Throughout my career in hospitals and healthcare, I have always been drawn to the ritual of daily patient rounds. I have had the privilege of working in hospitals as large as a 430-bed urban teaching hospital and as small as 25-bed rural community hospitals. Every hospital experience has been unique and highly rewarding in its own way, but one common denominator for me is that the best hospitals that I have worked in have often made good use of daily interdisciplinary rounds.
For example, the teaching hospitals are renowned for the phenomena of daily teaching rounds in which the teaching staff lead a troop of young interns and residents. But I have been equally impressed when I worked in a small hospital in rural Montana and our four-member medical staff made a practice of conducting morning rounds together, along with the nursing staff to get the maximum medical care for each of our hospital’s inpatients. How great it was for each of our patients to receive decades of medical and nursing experience.
I am proud to say that my current hospital, a community hospital in Northern California, has found a valuable role for daily interdisciplinary rounds. Our rounds are attended by hospitalists, social workers, rehabilitation professionals, nurses, pharmacists, infection prevention specialists, dietary experts, case managers and discharge planners. Sometimes even an occasional hospital CEO will stop by to observe the process. All are welcome and encouraged to contribute.
Recently, one of our new nurses said, “This is so great! I have only read about interdisciplinary rounds, but never experienced them before.”
Rounds usually begin, promptly at 11 a.m. with an overhead page to alert our team that it is “time for rounds.” Our team assembles in a conference room, located close to the patient rooms for convenience of our staff. Each patient is presented by their nurse, with any updates and valuable insights into the care plan for the day. This is a wonderful opportunity for clinical staff to interact, communicate and plan for the best outcomes.
Interdisciplinary rounds are a significant time commitment and financial investment by our facility. However, they are well worth the cost. Can you imagine the combined salaries for everyone in the room? The advantage is that we are able to use our work time to address the most important aspects of care and to identify priorities. We have also found that by doing rounds, we are providing individualized care to meet our patients’ immediate needs.

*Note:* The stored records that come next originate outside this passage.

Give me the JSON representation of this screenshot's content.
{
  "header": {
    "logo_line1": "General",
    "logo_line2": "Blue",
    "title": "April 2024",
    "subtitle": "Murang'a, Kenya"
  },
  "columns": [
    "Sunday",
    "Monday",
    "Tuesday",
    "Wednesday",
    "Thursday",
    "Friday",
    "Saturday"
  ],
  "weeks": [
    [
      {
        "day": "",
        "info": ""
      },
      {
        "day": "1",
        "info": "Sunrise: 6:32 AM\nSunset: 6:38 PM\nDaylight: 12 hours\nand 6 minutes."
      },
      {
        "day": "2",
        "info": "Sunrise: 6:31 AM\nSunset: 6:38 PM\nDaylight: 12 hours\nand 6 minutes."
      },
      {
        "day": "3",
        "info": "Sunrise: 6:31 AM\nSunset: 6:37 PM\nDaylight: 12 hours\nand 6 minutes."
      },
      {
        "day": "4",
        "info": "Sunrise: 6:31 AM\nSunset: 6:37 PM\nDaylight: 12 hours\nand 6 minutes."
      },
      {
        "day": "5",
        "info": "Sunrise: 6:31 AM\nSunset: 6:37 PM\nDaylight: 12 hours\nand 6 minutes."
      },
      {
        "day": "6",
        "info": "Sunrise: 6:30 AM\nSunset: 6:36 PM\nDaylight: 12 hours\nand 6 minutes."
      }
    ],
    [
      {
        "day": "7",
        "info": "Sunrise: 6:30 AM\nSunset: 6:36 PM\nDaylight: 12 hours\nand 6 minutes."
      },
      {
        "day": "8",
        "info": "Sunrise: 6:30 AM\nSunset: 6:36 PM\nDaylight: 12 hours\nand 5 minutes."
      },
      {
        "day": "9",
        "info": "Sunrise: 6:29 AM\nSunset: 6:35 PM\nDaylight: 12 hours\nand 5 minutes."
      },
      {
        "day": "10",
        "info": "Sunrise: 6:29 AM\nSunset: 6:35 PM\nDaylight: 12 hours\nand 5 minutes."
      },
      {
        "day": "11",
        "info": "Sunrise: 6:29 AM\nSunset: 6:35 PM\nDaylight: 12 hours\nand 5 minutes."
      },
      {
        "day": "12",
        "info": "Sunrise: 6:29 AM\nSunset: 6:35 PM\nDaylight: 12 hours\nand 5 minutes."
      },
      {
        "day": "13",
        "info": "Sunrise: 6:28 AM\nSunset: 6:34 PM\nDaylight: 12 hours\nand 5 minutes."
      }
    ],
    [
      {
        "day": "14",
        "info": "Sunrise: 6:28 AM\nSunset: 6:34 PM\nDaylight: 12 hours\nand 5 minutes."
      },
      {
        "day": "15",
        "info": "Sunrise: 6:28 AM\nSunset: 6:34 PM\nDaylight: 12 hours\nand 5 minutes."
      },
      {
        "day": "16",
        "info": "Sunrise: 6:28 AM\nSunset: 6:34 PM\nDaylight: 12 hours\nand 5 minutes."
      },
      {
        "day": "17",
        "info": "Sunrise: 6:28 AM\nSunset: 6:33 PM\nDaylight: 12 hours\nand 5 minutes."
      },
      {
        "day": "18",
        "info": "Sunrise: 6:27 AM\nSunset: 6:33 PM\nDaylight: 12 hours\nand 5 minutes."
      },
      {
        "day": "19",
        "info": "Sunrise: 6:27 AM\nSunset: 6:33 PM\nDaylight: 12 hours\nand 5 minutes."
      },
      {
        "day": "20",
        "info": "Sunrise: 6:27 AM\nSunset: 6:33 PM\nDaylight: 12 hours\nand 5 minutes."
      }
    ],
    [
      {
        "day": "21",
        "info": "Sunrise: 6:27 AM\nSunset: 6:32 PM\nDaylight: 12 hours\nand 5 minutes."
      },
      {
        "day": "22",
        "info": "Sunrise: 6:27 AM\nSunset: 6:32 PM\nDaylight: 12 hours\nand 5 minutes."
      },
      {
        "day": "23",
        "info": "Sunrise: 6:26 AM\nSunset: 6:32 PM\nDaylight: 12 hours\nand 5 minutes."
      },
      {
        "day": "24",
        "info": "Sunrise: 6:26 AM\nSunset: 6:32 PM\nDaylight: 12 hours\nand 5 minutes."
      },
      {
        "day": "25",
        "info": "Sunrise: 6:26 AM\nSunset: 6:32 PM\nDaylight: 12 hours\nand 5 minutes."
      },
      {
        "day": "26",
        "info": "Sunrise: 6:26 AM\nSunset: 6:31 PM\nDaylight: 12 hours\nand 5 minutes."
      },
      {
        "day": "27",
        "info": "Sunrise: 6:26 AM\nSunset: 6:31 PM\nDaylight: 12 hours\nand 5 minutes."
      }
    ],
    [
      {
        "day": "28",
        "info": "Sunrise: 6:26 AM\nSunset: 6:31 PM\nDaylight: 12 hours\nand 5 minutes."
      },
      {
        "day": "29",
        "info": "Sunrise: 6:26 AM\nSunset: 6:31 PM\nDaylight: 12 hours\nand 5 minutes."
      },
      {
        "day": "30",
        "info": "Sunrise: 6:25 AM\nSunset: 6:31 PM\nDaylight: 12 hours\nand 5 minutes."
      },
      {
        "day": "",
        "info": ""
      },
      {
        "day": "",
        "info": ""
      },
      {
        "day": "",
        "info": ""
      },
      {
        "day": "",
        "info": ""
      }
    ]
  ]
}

Some positive benefits include opportunities to clarify drug orders, and sometimes to change the orders based upon input from the pharmacists. Most importantly, we have found that our patients become more personal to our staff. Dietary concerns are addressed from intake to NPO for procedures, as are the need for patient and family education or food preferences. Social services and counseling needs are addressed, which is especially important for difficult cases. And there is no doubt that patient safety is enhanced through the experience and medical errors are reduced.
We highly recommend interdisciplinary rounds to all other hospitals. The quality of our communications have been greatly enhanced with our patients and their care teams, including family, primary care providers and caregivers. It is clearly a win-win situation.
Raymond Hino, MPA, FACHE, is the president and CEO of the Sonoma West Medical Center in California.